As the severity of weather increases, so do the benefits of high-definition laser scanning for asset management and damage analysis.Editor’s note: Improvements in, and availability of, tools and resources for precise change-detection are enhancing pre- and post-event analysis, making possible that which may have been otherwise impractical or cost-prohibitive only a decade ago. Monitoring now delivers on the promise of post-event analytics and forensics—and in detecting pre-event trends. This has improved safety and saved lives. Technology like scanning (as examined in this article by a surveyor) can enhance the profession: surveyors are uniquely positioned to provide authoritative change-detection data and should pursue such opportunities.
As we in the California coastal communities are amid a severe drought, the forecasted El Niño suggests a long-awaited reprieve. However, danger lies in the prospect of this drought-easing weather. Shorelines and areas with coastal structures are at risk from forecasted storms, with the strong possibility of life-threatening damage.
As the drought has sapped the earth of moisture and soil adhesion, once it becomes over-saturated, swelling or expansion could lead to cliff faces becoming unstable, or, in the worst case, structural failure and collapse. There is also danger to the structural integrity of piers and storm walls along the shoreline from increased surf, combined with the natural winter regression of the supporting beach sand.
This damage will not be isolated to the communities along our coastlines; the inland drainage structures, bridges, and dams will also be vulnerable to a rapid increase in water flow and potential flash flooding, as we saw here in Southern California with the collapse of the “Tex Wash” bridge on interstate 10 on July 19, 2015.
This bridge was host to more than 20,000 cars per day, and since its collapse drivers now have to travel hundreds of miles around this route. This specific bridge was listed as being functionally obsolete in 2014; however, no structural defects were known.
Systematically scanning vital structures like this would provide a comprehensive review, with the ability to perform more diligent inspections so that risks can be identified proactively.
Safer for Workers
Scanning also provides design-quality as-built data while not impeding traffic needs, along with keeping field crews safe by greatly reducing the need for them to be in potentially dangerous areas. With the current advancement of mobile laser scanning, roadways can now be scanned from within the safety of a vehicle, all while traveling at freeway speeds.
Laser scanning is a helpful tool in monitoring the natural and built environment. It can be used to efficiently create a baseline of existing conditions for successive monitoring campaigns. Modern scanners are able to obtain accuracies to within +/-2mm, providing phenomenal resolution for monitoring and change detection. An added benefit is that once data has been collected, you have a complete as-built report, so in the case of a failure you have the ability to precisely recreate the pre-failure conditions.
Safer for the Environment
Scanning is a non-intrusive means of collecting data without disturbing the local environment. This allows the user to document sensitive areas without causing any harm to the local ecosystem. Vernal pools are an excellent example of this, where even foot traffic can be harmful to the wellbeing of sensitive habitat.
Laser scanning allows us to capture the whole area in question while remaining safely outside the endangered area. Once data has been collected in the field, project-specific measurements can be made from the office where workers analyze the resulting point cloud.
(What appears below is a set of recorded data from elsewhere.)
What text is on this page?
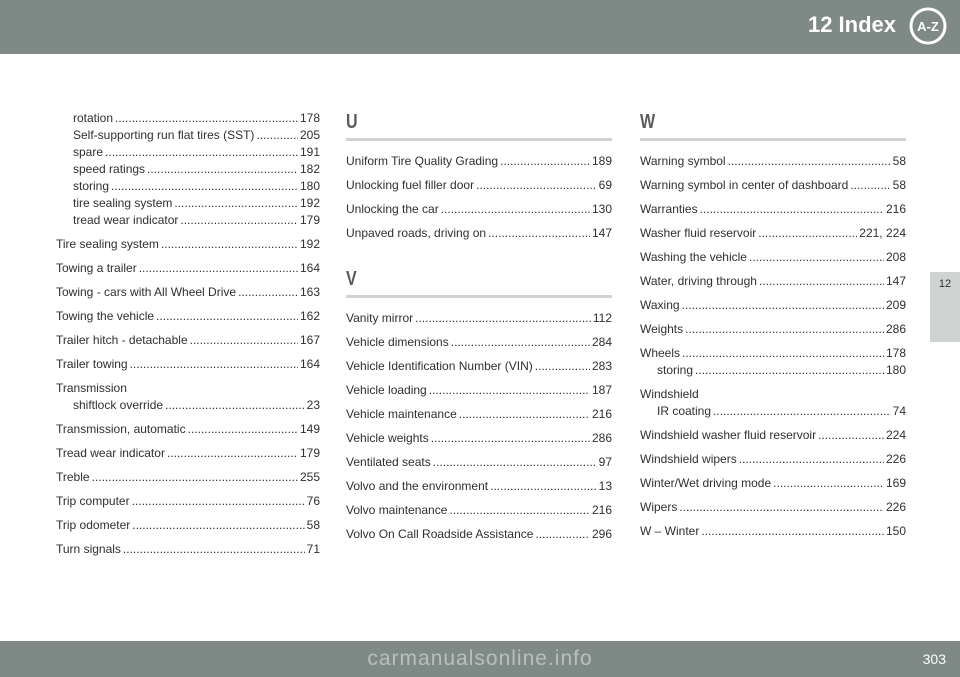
12 Index A-Z
12
rotation .....	178
Self-supporting run flat tires (SST) .....	205
spare .....	191
speed ratings .....	182
storing .....	180
tire sealing system .....	192
tread wear indicator .....	179
Tire sealing system .....	192
Towing a trailer .....	164
Towing - cars with All Wheel Drive .....	163
Towing the vehicle .....	162
Trailer hitch - detachable .....	167
Trailer towing .....	164
Transmission
shiftlock override .....	23
Transmission, automatic .....	149
Tread wear indicator .....	179
Treble .....	255
Trip computer .....	76
Trip odometer .....	58
Turn signals .....	71
U
Uniform Tire Quality Grading .....	189
Unlocking fuel filler door .....	69
Unlocking the car .....	130
Unpaved roads, driving on .....	147
V
Vanity mirror .....	112
Vehicle dimensions .....	284
Vehicle Identification Number (VIN) .....	283
Vehicle loading .....	187
Vehicle maintenance .....	216
Vehicle weights .....	286
Ventilated seats .....	97
Volvo and the environment .....	13
Volvo maintenance .....	216
Volvo On Call Roadside Assistance .....	296
W
Warning symbol .....	58
Warning symbol in center of dashboard .....	58
Warranties .....	216
Washer fluid reservoir .....	221, 224
Washing the vehicle .....	208
Water, driving through .....	147
Waxing .....	209
Weights .....	286
Wheels .....	178
storing .....	180
Windshield
IR coating .....	74
Windshield washer fluid reservoir .....	224
Windshield wipers .....	226
Winter/Wet driving mode .....	169
Wipers .....	226
W – Winter .....	150
303
carmanualsonline.info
Again, as we are expecting to have one of the wettest winters in the last 20 years, this weather may permanently alter the sizes of local vernal pools.
Scanning can be superior to conventional surveying methods such as aerial photogrammetry, conventional spot topography, and GNSS topography. When you use those conventional methods, the amount of data you are collecting is limited to having to take each individual shot in order to obtain the coordinates for that specific location. A laser scanner, however, is capable of obtaining upwards of 100,000 shots per second, which allows for a much denser and richer point cloud model to be built.
Riprap, for example, is very difficult to measure accurately and even more so cost-effectively, but not so for a laser scanner, which can capture anything you can see. Once the scan is complete, that data can be saved, then compared year-to-year to accurately measure and track sediment build-up.
As data collection and analysis continues to move into the three-dimensional realm, the true benefit of working with point clouds obtained by laser scanning methods becomes ever more apparent. Especially given the advances in computer technology, is it becoming easier to process and work inside these large point cloud files.
Most versions of AutoCAD, as with MicroStation, have begun to add point cloud manipulation into their software, thus allowing for a more uniformed use of the collected data. Once the data has been collected and processed into an acceptable format, the end user can generate precise as-built drawings, which can then be used in structural stress tests, thus furthering the use of the captured data across many different fields.